La politica estera europea ai tempi di De Gaulle, Willy Brandt e del buon vecchio Andreotti aveva due direzioni: est e sud. Guardava a est, alla allora Russia comunista, con cui al di là delle differenze ideologiche conveniva fare affari (si ricordi la famosa Togliattigrad, la città della Fiat russa, costruita anche con i buoni uffici del PCI che trattava sottobanco con quel vecchio capitalista di Gianni Agnelli); e guardava a sud, alla Libia di Gheddafi, al Maghreb, all’Egitto di Nasser e di Sadat. Questa politica estera permetteva all’Europa di restare nella NATO ma salvaguardando la sua autonomia; anzi, persino la nostra Italietta poteva liberamente fare affari con la Russia sovietica e con i vari dittatori arabi della riva sud del Mediterraneo. Questa politica estera autonoma, portata avanti anche da Craxi e Berlusconi (chi non ricorda gli affari con Putin nella sua dacia o quelli con Gheddafi tra un bunga-bunga e l’altro?), ha avuto il suo mesto epigono nell’accordo stretto dal primo governo Conte con la Cina per il porto di Trieste, che poco dopo fu messo in naftalina e definitivamente cancellato da Draghi.
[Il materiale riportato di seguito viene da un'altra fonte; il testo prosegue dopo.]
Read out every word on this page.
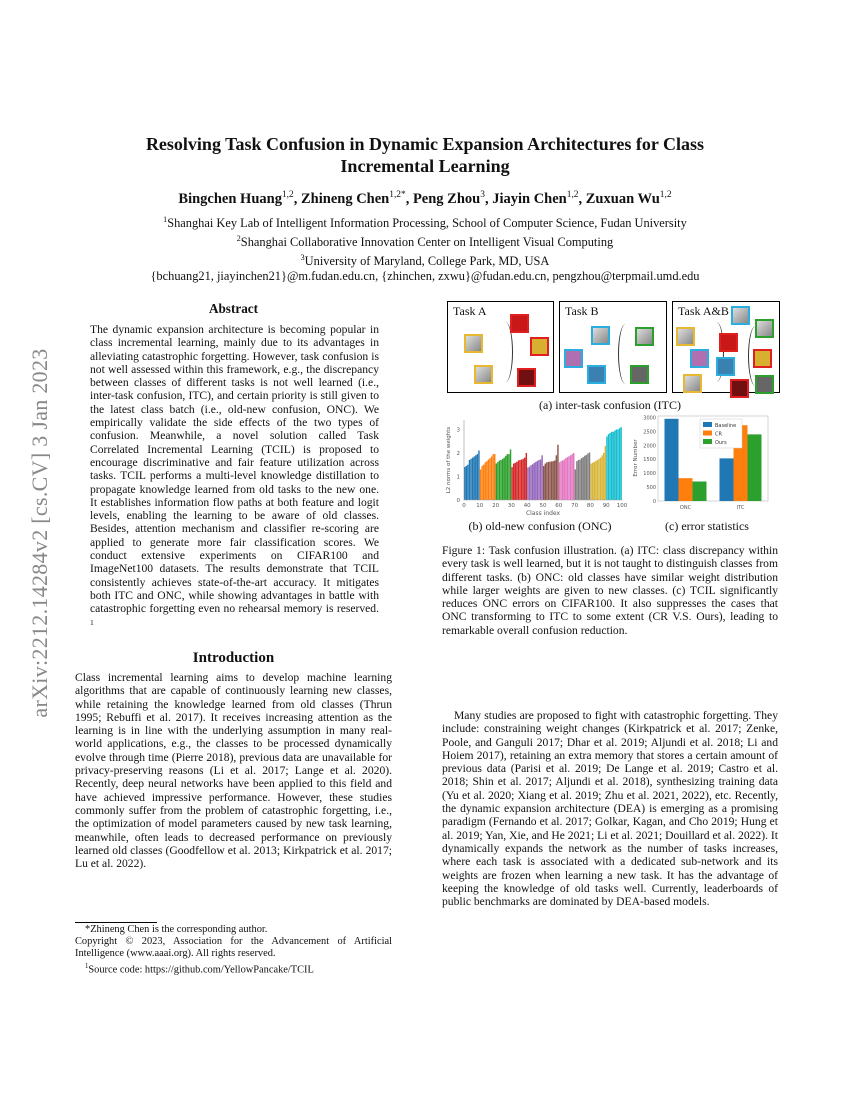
arXiv:2212.14284v2 [cs.CV] 3 Jan 2023
Resolving Task Confusion in Dynamic Expansion Architectures for Class Incremental Learning
Bingchen Huang$^{1,2}$, Zhineng Chen$^{1,2*}$, Peng Zhou$^3$, Jiayin Chen$^{1,2}$, Zuxuan Wu$^{1,2}$
$^1$Shanghai Key Lab of Intelligent Information Processing, School of Computer Science, Fudan University
$^2$Shanghai Collaborative Innovation Center on Intelligent Visual Computing
$^3$University of Maryland, College Park, MD, USA
{bchuang21, jiayinchen21}@m.fudan.edu.cn, {zhinchen, zxwu}@fudan.edu.cn, pengzhou@terpmail.umd.edu
Abstract
The dynamic expansion architecture is becoming popular in class incremental learning, mainly due to its advantages in alleviating catastrophic forgetting. However, task confusion is not well assessed within this framework, e.g., the discrepancy between classes of different tasks is not well learned (i.e., inter-task confusion, ITC), and certain priority is still given to the latest class batch (i.e., old-new confusion, ONC). We empirically validate the side effects of the two types of confusion. Meanwhile, a novel solution called Task Correlated Incremental Learning (TCIL) is proposed to encourage discriminative and fair feature utilization across tasks. TCIL performs a multi-level knowledge distillation to propagate knowledge learned from old tasks to the new one. It establishes information flow paths at both feature and logit levels, enabling the learning to be aware of old classes. Besides, attention mechanism and classifier re-scoring are applied to generate more fair classification scores. We conduct extensive experiments on CIFAR100 and ImageNet100 datasets. The results demonstrate that TCIL consistently achieves state-of-the-art accuracy. It mitigates both ITC and ONC, while showing advantages in battle with catastrophic forgetting even no rehearsal memory is reserved. $^1$
Introduction
Class incremental learning aims to develop machine learning algorithms that are capable of continuously learning new classes, while retaining the knowledge learned from old classes (Thrun 1995; Rebuffi et al. 2017). It receives increasing attention as the learning is in line with the underlying assumption in many real-world applications, e.g., the classes to be processed dynamically evolve through time (Pierre 2018), previous data are unavailable for privacy-preserving reasons (Li et al. 2017; Lange et al. 2020). Recently, deep neural networks have been applied to this field and have achieved impressive performance. However, these studies commonly suffer from the problem of catastrophic forgetting, i.e., the optimization of model parameters caused by new task learning, meanwhile, often leads to decreased performance on previously learned old classes (Goodfellow et al. 2013; Kirkpatrick et al. 2017; Lu et al. 2022).

*Zhineng Chen is the corresponding author.

Copyright © 2023, Association for the Advancement of Artificial Intelligence (www.aaai.org). All rights reserved.

$^1$Source code: https://github.com/YellowPancake/TCIL

Task A	Task B	Task A&B
(a) inter-task confusion (ITC)
0 10 20 30 40 50 60 70 80 90 100
0
1
2
3
Class index
L2 norms of the weights
0
500
1000
1500
2000
2500
3000
ONC	ITC
Error Number
Baseline
CR
Ours
(b) old-new confusion (ONC)	(c) error statistics
Figure 1: Task confusion illustration. (a) ITC: class discrepancy within every task is well learned, but it is not taught to distinguish classes from different tasks. (b) ONC: old classes have similar weight distribution while larger weights are given to new classes. (c) TCIL significantly reduces ONC errors on CIFAR100. It also suppresses the cases that ONC transforming to ITC to some extent (CR V.S. Ours), leading to remarkable overall confusion reduction.
Many studies are proposed to fight with catastrophic forgetting. They include: constraining weight changes (Kirkpatrick et al. 2017; Zenke, Poole, and Ganguli 2017; Dhar et al. 2019; Aljundi et al. 2018; Li and Hoiem 2017), retaining an extra memory that stores a certain amount of previous data (Parisi et al. 2019; De Lange et al. 2019; Castro et al. 2018; Shin et al. 2017; Aljundi et al. 2018), synthesizing training data (Yu et al. 2020; Xiang et al. 2019; Zhu et al. 2021, 2022), etc. Recently, the dynamic expansion architecture (DEA) is emerging as a promising paradigm (Fernando et al. 2017; Golkar, Kagan, and Cho 2019; Hung et al. 2019; Yan, Xie, and He 2021; Li et al. 2021; Douillard et al. 2022). It dynamically expands the network as the number of tasks increases, where each task is associated with a dedicated sub-network and its weights are frozen when learning a new task. It has the advantage of keeping the knowledge of old tasks well. Currently, leaderboards of public benchmarks are dominated by DEA-based models.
È notizia di poche settimane fa che la Russia di Putin, prendendo l’iniziativa, ha proposto un nuovo patto di non aggressione alla Nato. Una mossa intelligente che ha messo in crisi l’apparato propagandistico degli USA-NATO tutto imperniato sull’idea che “i Russi ci minacciano”, a cui peraltro la propaganda russa ha avuto gioco facile nel rispondere più o meno: noi non abbiamo messo i nostri missili ai confini americani, sono i missili NATO che stanno ai nostri confini. Comunque gli USA hanno abbozzato perché hanno capito che in questa fase è l’Orso russo che dà le carte e nuovi colloqui si preparano partendo proprio dalla proposta russa. Se prenderanno una piega positiva, è probabile che anche le questioni irrisolte nel Medio Oriente rientreranno nel tavolo delle trattative e che ne possa derivare una spinta decisiva verso un nuovo, si spera più pacifico assetto, in quel tormentato teatro.
Resta il nodo dei nodi, quello dei rapporti USA-Cina. La Cina è ormai dilagata a livello planetario come superpotenza tecnologica, finanziaria, industriale e commerciale. Le sanzioni e i blocchi tecnologici non servono a bloccarne l’avanzata inesorabile e gli USA ne sono consapevoli. Lo stesso Trump, dopo aver scatenato un boicottaggio su scala globale della tecnologia cinese, fece parzialmente marcia indietro. Biden si trova ora a decidere se riprendere con altri mezzi relativamente pacifici questa politica di contenimento dell’espansionismo cinese o se cercare una nuova Pearl Harbour a cui si presterebbe egregiamente, secondo certe analisi, un eventuale attacco cinese a Taiwan. Il cosiddetto“teorema di Tucidide” ci dice che la potenza dominante che vede un’altra potenza crescere e minacciare il suo dominio, tenderà ad attaccarla e distruggerla prima che ciò avvenga. Oggi tuttavia i tavoli di discussione tra USA e Cina sono ancora aperti e anche qui un compromesso è possibile secondo alcuni, difficile secondo altri. Chi vivrà vedrà.